To each their own, but if you want an idea of what went into the score, that video above is insightful.
I dunno, I think it was really spectacular. It's "standard Hans Zimmer" in the way that it's a bunch of new sounds no one has ever heard before - but they are also close enough to normal sounds and cinematic themes to be familiar. To me it's the mark of true skill. It sounds like something out of this world, but also something I'm already comfortable with.
I bet there's maybe 5 people on Earth who could score a movie like this and make it as credible as Hans did.
Zimmer is often accused of scoring more movies than he actually does, because other composers are told to simply copy him. Whether you're actually paying for the real deal or not, your movie is going to end up with the same sound.
If you watched Tony Zhou's recent "Every Frame a Painting" episode about why the Marvel movies all have such unmemorable soundtracks (where he blames temp scores), you should also watch the response by Dan Golding where he claims Zhou has misidentified the real culprit: https://www.youtube.com/watch?v=UcXsH88XlKM
Carefully avoiding saying whether it's good or bad, Golding (like this article) says Hans Zimmer is almost solely responsible for why films and trailers sound the way they do right now. Whether or not you like it, and see Zimmer as a musical villain or not, it's kind of interesting that we're living in the middle of a one-man revolution in a particular artistic field.

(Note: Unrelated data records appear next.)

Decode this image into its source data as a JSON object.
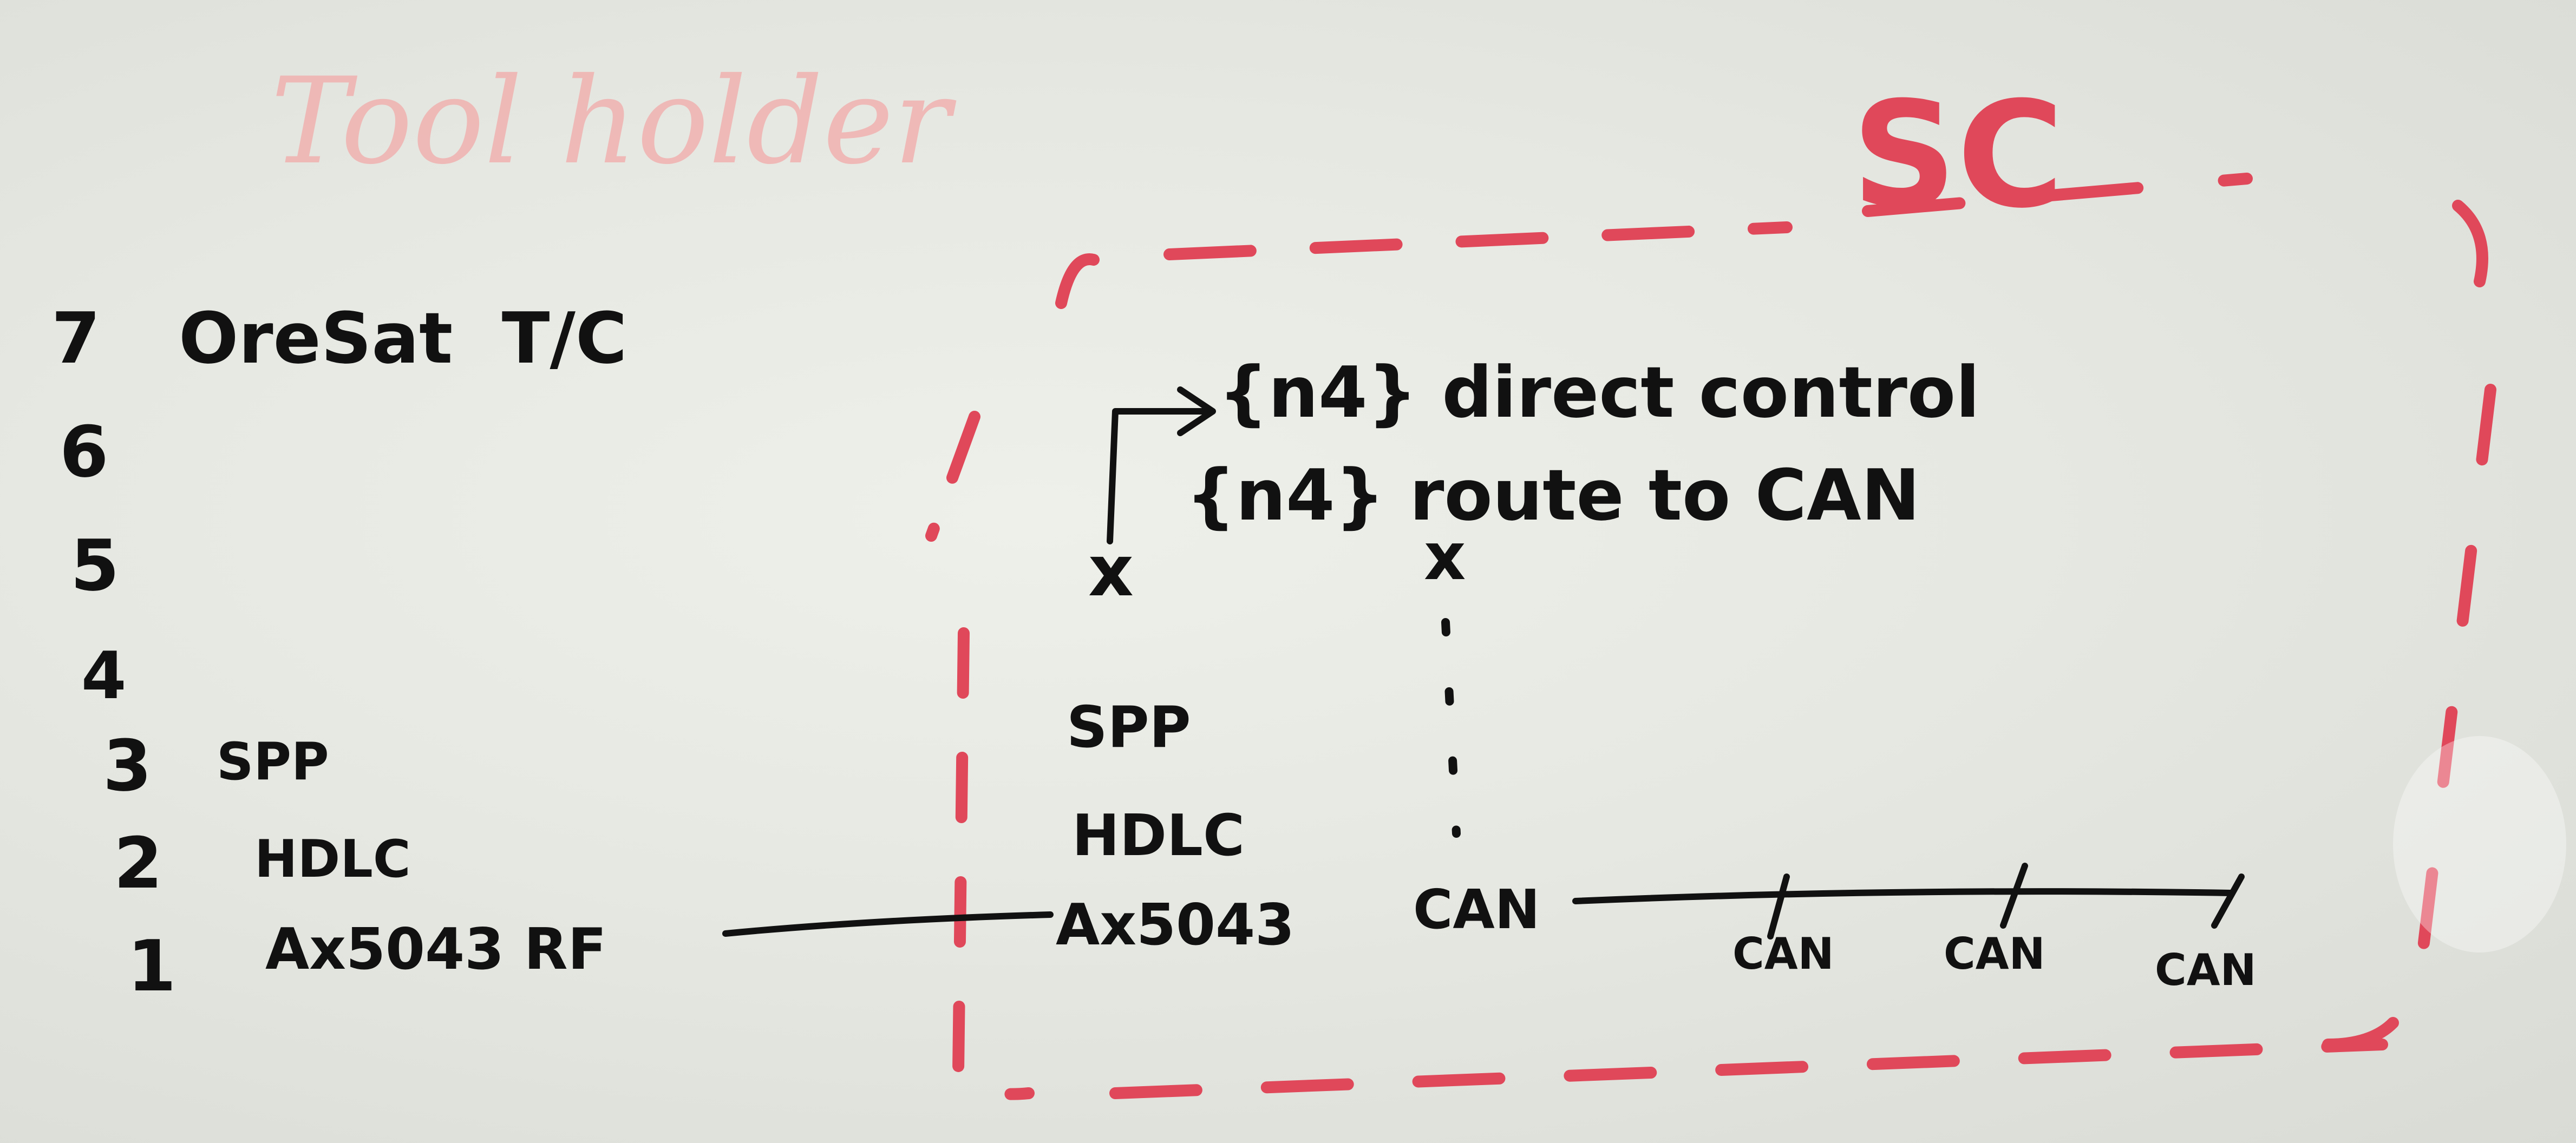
{
  "whiteboard": {
    "faded_title": "Tool holder",
    "box_label": "SC",
    "layers": [
      {
        "num": "7",
        "name": "OreSat  T/C"
      },
      {
        "num": "6",
        "name": ""
      },
      {
        "num": "5",
        "name": ""
      },
      {
        "num": "4",
        "name": ""
      },
      {
        "num": "3",
        "name": "SPP"
      },
      {
        "num": "2",
        "name": "HDLC"
      },
      {
        "num": "1",
        "name": "Ax5043 RF"
      }
    ],
    "stack": {
      "direct_control": "{n4} direct control",
      "route_to_can": "{n4} route to CAN",
      "x_left": "x",
      "x_right": "x",
      "spp": "SPP",
      "hdlc": "HDLC",
      "ax5043": "Ax5043",
      "can": "CAN"
    },
    "bus_nodes": [
      "CAN",
      "CAN",
      "CAN"
    ],
    "colors": {
      "ink": "#111111",
      "marker_red": "#e0485a",
      "faded_red": "#f2aaa9",
      "board": "#e6e8e2"
    }
  }
}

I thought the Hans Zimmer score was only okay, in a pastiche-of-the-original kind of way, but maybe I should give it another chance.
For me the Vangelis score is one of the all-time greatest movie scores, although I’m probably biased from having heard it young. Such a unique and recognisable sound, and just the perfect mood for the film.
As this article points out, Zimmer "scores more movies than he actually does" because he's built a kind of film score workshop where dozens of collaborators turn out scores in his style by the bushel.
I first discovered this when Pandora spun up a rousing number from Klaus Badelt's Pirates of the Caribbean soundtrack and I swore I was listening to Gladiator. Badelt is a longtime Zimmer collaborator.
It's interesting that Zimmer himself took credit for composing the music for the Pirates sequels once the franchise was an (unexpected) smash.
I actually like Hans Zimmer a lot more than John Williams - the latter has a very distinctive style that can seem very in-your-face, more like an "Oh hey, this was done by John Williams" than something that best fits the film. Harry Potter, Star Wars, and Indiana Jones are all recognizable as Williams soundtracks, even though they're very different films.
Zimmer seems to vary his music a lot more to fit the needs of the film - it's just universally good, it's not universally Zimmer. The Lion King is very different from Crimson Tide, which is very different from Gladiator, which is very different from The Dark Knight and Inception.
BTW, I think Basil Poledouris (The Hunt for Red October, Wind) was another underrated film composer whose music is much better than his reputation.